Wissenschaft ist Streit

Auch bei dem was sie «Klima-Politik» nennen, berufen sich Linke und Grüne auf die «Wissenschaft». Sie behaupten sogar, was sie für richtig halten, werde von 97 Prozent der Wissenschaft geteilt. In demokratischer Ausmarchung wird also entschieden, wem man folgen soll, und wer nicht ernst genommen werden kann.

Wer nicht spurt, wir ausgegrenzt und der Lächerlichkeit preisgegeben. Ein Professor forderte sogar die Todesstrafe für jene, die den Klima-Katechismus verletzen. Zur Sicherheit wurde der Notstand ausgerufen. Das entbindet von der Beachtung geltenden Rechts.

«Corona» eröffnet neue Perspektiven für Klimahysteriker, die bereits ihre Felle davonschwimmen sahen. Berufsalarmist Prof. Dr. Reto Knutti vom «Center for Climate Systems Modeling (C2SM)» (sic.) der ETH roch den Braten zuerst und feierte auf Twitter den neuen Glauben an die Wissenschaft.

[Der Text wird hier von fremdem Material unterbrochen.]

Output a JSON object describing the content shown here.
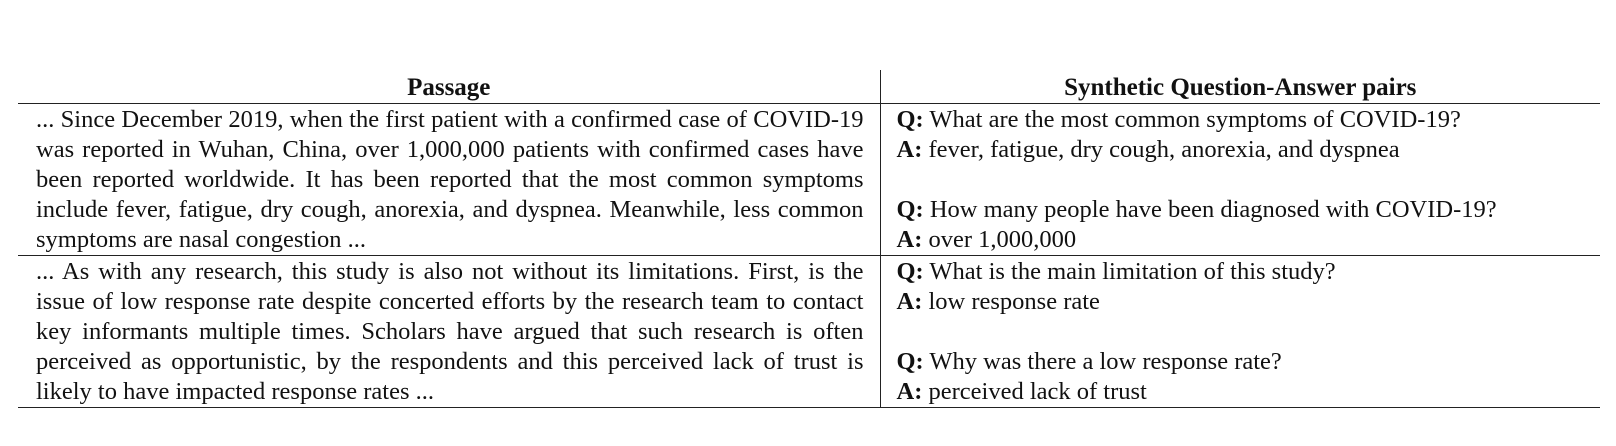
{
  "table": {
    "headers": {
      "passage": "Passage",
      "qa": "Synthetic Question-Answer pairs"
    },
    "q_prefix": "Q:",
    "a_prefix": "A:",
    "rows": [
      {
        "passage": "... Since December 2019, when the first patient with a confirmed case of COVID-19 was reported in Wuhan, China, over 1,000,000 patients with confirmed cases have been reported worldwide. It has been reported that the most common symptoms include fever, fatigue, dry cough, anorexia, and dyspnea. Meanwhile, less common symptoms are nasal congestion ...",
        "pairs": [
          {
            "q": "What are the most common symptoms of COVID-19?",
            "a": "fever, fatigue, dry cough, anorexia, and dyspnea"
          },
          {
            "q": "How many people have been diagnosed with COVID-19?",
            "a": "over 1,000,000"
          }
        ]
      },
      {
        "passage": "... As with any research, this study is also not without its limitations. First, is the issue of low response rate despite concerted efforts by the research team to contact key informants multiple times. Scholars have argued that such research is often perceived as opportunistic, by the respondents and this perceived lack of trust is likely to have impacted response rates ...",
        "pairs": [
          {
            "q": "What is the main limitation of this study?",
            "a": "low response rate"
          },
          {
            "q": "Why was there a low response rate?",
            "a": "perceived lack of trust"
          }
        ]
      }
    ]
  }
}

Er sieht «viele Parallelen zwischen Corona und Klima». Und als könnte jemand seine Autorität in Zweifel ziehen, beruft er sich auf Kapazitäten wie den Schauspieler George Clooney, der seine hellseherischen und opportunistischen Fähigkeiten auch schon als Politologe unter Beweis stellte, als er garantierte, Donald Trump werde niemals Präsident der USA sein. Knuttis Anforderungen ist damit Genüge getan.

Coronavirus
Daniel Koch während einer Pressekonferenz zum Coronavirus in Bern. - Keystone

Vor wenigen Tagen war im «Tages-Anzeiger» zu lesen «Unser Vorfahre ist 150’000 Jahre älter als gedacht». Wow! In einem der ältesten Wissenschaftsgebiete wird immer wieder Neues entdeckt, werden Theorien aufgestellt, geprüft und über den Haufen geworfen. So muss das sein! Wissenschaft ist Streit. Jede Erkenntnis ist immer nur eine vorläufige.

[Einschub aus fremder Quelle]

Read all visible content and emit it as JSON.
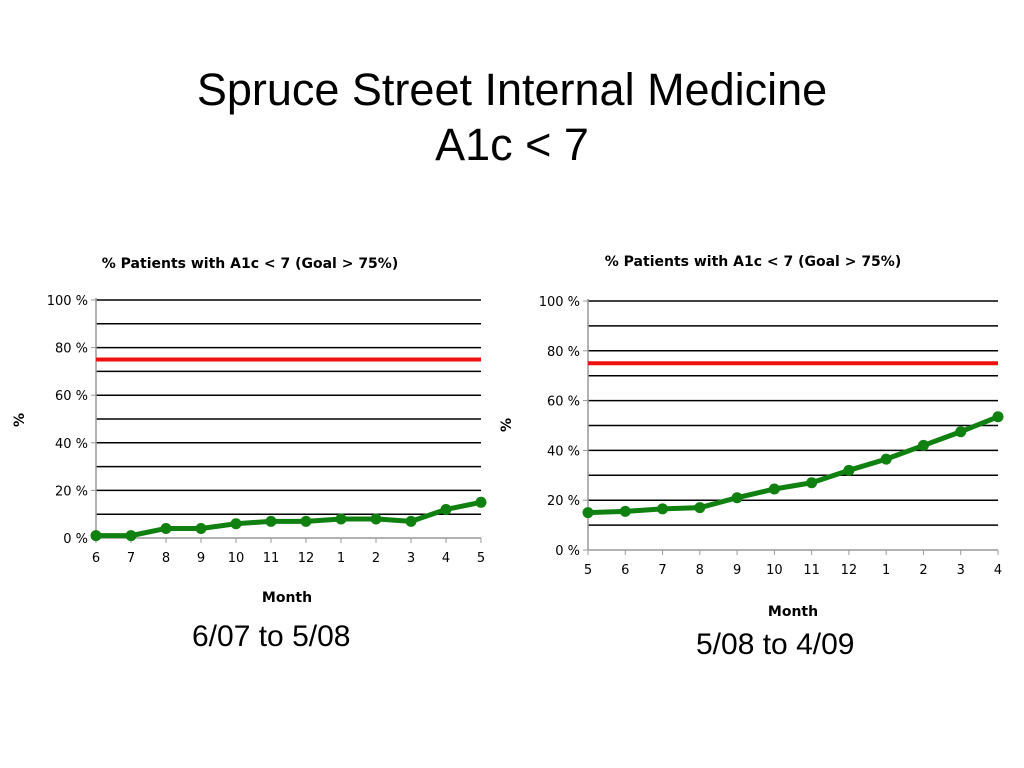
{
  "slide": {
    "title_line1": "Spruce Street Internal Medicine",
    "title_line2": "A1c < 7"
  },
  "colors": {
    "series": "#108010",
    "goal": "#ee1111",
    "grid": "#000000",
    "axis": "#999999"
  },
  "chart_data": [
    {
      "type": "line",
      "title": "% Patients with A1c < 7 (Goal > 75%)",
      "xlabel": "Month",
      "ylabel": "%",
      "categories": [
        "6",
        "7",
        "8",
        "9",
        "10",
        "11",
        "12",
        "1",
        "2",
        "3",
        "4",
        "5"
      ],
      "series": [
        {
          "values": [
            1,
            1,
            4,
            4,
            6,
            7,
            7,
            8,
            8,
            7,
            12,
            15
          ]
        }
      ],
      "goal_line": 75,
      "ylim": [
        0,
        100
      ],
      "yticks": [
        "0 %",
        "20 %",
        "40 %",
        "60 %",
        "80 %",
        "100 %"
      ],
      "grid": true,
      "caption": "6/07 to 5/08"
    },
    {
      "type": "line",
      "title": "% Patients with A1c < 7 (Goal > 75%)",
      "xlabel": "Month",
      "ylabel": "%",
      "categories": [
        "5",
        "6",
        "7",
        "8",
        "9",
        "10",
        "11",
        "12",
        "1",
        "2",
        "3",
        "4"
      ],
      "series": [
        {
          "values": [
            15,
            15.5,
            16.5,
            17,
            21,
            24.5,
            27,
            32,
            36.5,
            42,
            47.5,
            53.5
          ]
        }
      ],
      "goal_line": 75,
      "ylim": [
        0,
        100
      ],
      "yticks": [
        "0 %",
        "20 %",
        "40 %",
        "60 %",
        "80 %",
        "100 %"
      ],
      "grid": true,
      "caption": "5/08 to 4/09"
    }
  ]
}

Wie oft wurde in den vergangenen Jahrzehnten nur schon die Geschichte der Pfahlbauer umgeschrieben? Nur in der blutjungen Klimawissenschaft treffen wir auf die arrogante Haltung «science is settled», die Frage sei für die «Wissenschaft» erledigt.

Nun könnte man glauben, die Medizin oder die Virologie seien vor solch «esoterischen» (lies: politischen) Einflüssen gefeit, hier sei alles klar. Dem ist keineswegs so. Nicht einmal in der Frage, ob Schutzmasken in einer Pandemie wirklich schützen herrscht Klarheit. 2007 warb der aktuelle Shooting-Star der Schweizer Medien, Daniel Koch vom BAG, dafür sich mit solchen Masken einzudecken.

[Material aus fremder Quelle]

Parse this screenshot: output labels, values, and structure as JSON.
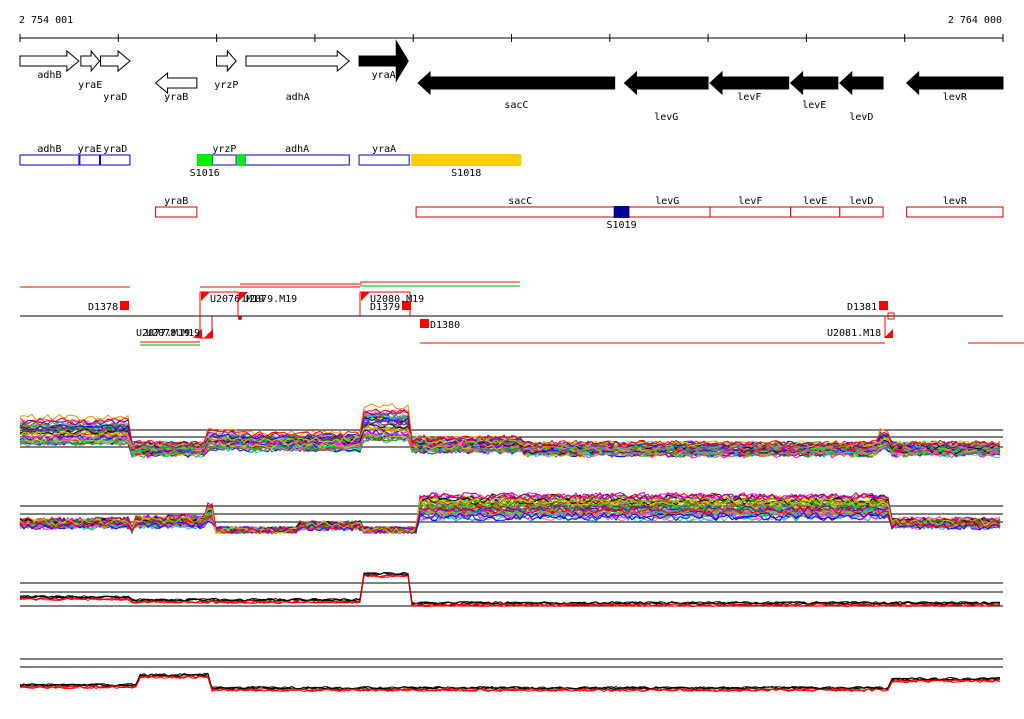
{
  "ruler": {
    "start_label": "2 754 001",
    "end_label": "2 764 000",
    "start": 2754001,
    "end": 2764000
  },
  "genes": [
    {
      "name": "adhB",
      "start": 2754001,
      "end": 2754600,
      "strand": "+",
      "filled": false
    },
    {
      "name": "yraE",
      "start": 2754620,
      "end": 2754810,
      "strand": "+",
      "filled": false
    },
    {
      "name": "yraD",
      "start": 2754820,
      "end": 2755120,
      "strand": "+",
      "filled": false
    },
    {
      "name": "yraB",
      "start": 2755380,
      "end": 2755800,
      "strand": "-",
      "filled": false
    },
    {
      "name": "yrzP",
      "start": 2756000,
      "end": 2756200,
      "strand": "+",
      "filled": false
    },
    {
      "name": "adhA",
      "start": 2756300,
      "end": 2757350,
      "strand": "+",
      "filled": false
    },
    {
      "name": "yraA",
      "start": 2757450,
      "end": 2757950,
      "strand": "+",
      "filled": true
    },
    {
      "name": "sacC",
      "start": 2758050,
      "end": 2760050,
      "strand": "-",
      "filled": true
    },
    {
      "name": "levG",
      "start": 2760150,
      "end": 2761000,
      "strand": "-",
      "filled": true
    },
    {
      "name": "levF",
      "start": 2761020,
      "end": 2761820,
      "strand": "-",
      "filled": true
    },
    {
      "name": "levE",
      "start": 2761840,
      "end": 2762320,
      "strand": "-",
      "filled": true
    },
    {
      "name": "levD",
      "start": 2762340,
      "end": 2762780,
      "strand": "-",
      "filled": true
    },
    {
      "name": "levR",
      "start": 2763020,
      "end": 2764000,
      "strand": "-",
      "filled": true
    }
  ],
  "annotation_plus": {
    "genes": [
      {
        "name": "adhB",
        "start": 2754001,
        "end": 2754600
      },
      {
        "name": "yraE",
        "start": 2754610,
        "end": 2754810
      },
      {
        "name": "yraD",
        "start": 2754820,
        "end": 2755120
      },
      {
        "name": "yrzP",
        "start": 2755960,
        "end": 2756200
      },
      {
        "name": "adhA",
        "start": 2756290,
        "end": 2757350
      },
      {
        "name": "yraA",
        "start": 2757450,
        "end": 2757960
      }
    ],
    "segments": [
      {
        "name": "S1016",
        "start": 2755800,
        "end": 2755960,
        "color": "#00ee00"
      },
      {
        "name": "",
        "start": 2756210,
        "end": 2756290,
        "color": "#00ee00"
      },
      {
        "name": "S1018",
        "start": 2757980,
        "end": 2759100,
        "color": "#ffcc00"
      }
    ]
  },
  "annotation_minus": {
    "genes": [
      {
        "name": "yraB",
        "start": 2755380,
        "end": 2755800
      },
      {
        "name": "sacC",
        "start": 2758030,
        "end": 2760150
      },
      {
        "name": "levG",
        "start": 2760150,
        "end": 2761020
      },
      {
        "name": "levF",
        "start": 2761020,
        "end": 2761840
      },
      {
        "name": "levE",
        "start": 2761840,
        "end": 2762340
      },
      {
        "name": "levD",
        "start": 2762340,
        "end": 2762780
      },
      {
        "name": "levR",
        "start": 2763020,
        "end": 2764000
      }
    ],
    "segments": [
      {
        "name": "S1019",
        "start": 2760040,
        "end": 2760200,
        "color": "#000099"
      }
    ]
  },
  "features": {
    "upper": [
      {
        "name": "D1378",
        "type": "D"
      },
      {
        "name": "U2076.M19",
        "type": "U"
      },
      {
        "name": "U2079.M19",
        "type": "U"
      },
      {
        "name": "U2080.M19",
        "type": "U"
      },
      {
        "name": "D1379",
        "type": "D"
      },
      {
        "name": "D1381",
        "type": "D"
      }
    ],
    "lower": [
      {
        "name": "U2077.M19",
        "type": "U"
      },
      {
        "name": "U2078.M19",
        "type": "U"
      },
      {
        "name": "D1380",
        "type": "D"
      },
      {
        "name": "U2081.M18",
        "type": "U"
      }
    ]
  },
  "colors": {
    "gene_plus_box": "#0000cc",
    "gene_minus_box": "#cc0000",
    "feature_red": "#ff0000",
    "feature_green": "#00aa00",
    "trace_black": "#000000",
    "trace_red": "#ff0000"
  }
}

Nun, wo klar ist, dass unser überteuerter Staatsapparat – in Verletzung seiner eigenen Pläne und Notfallszenarien! – diesbezüglich vollkommen versagte, heisst es plötzlich, die Wirksamkeit solcher Masken sei fraglich. Die «Wissenschaft» schützt offenbar sich und jene, die über ihr Budget verfügen. Wir sollten uns nicht von ihr abhängig machen.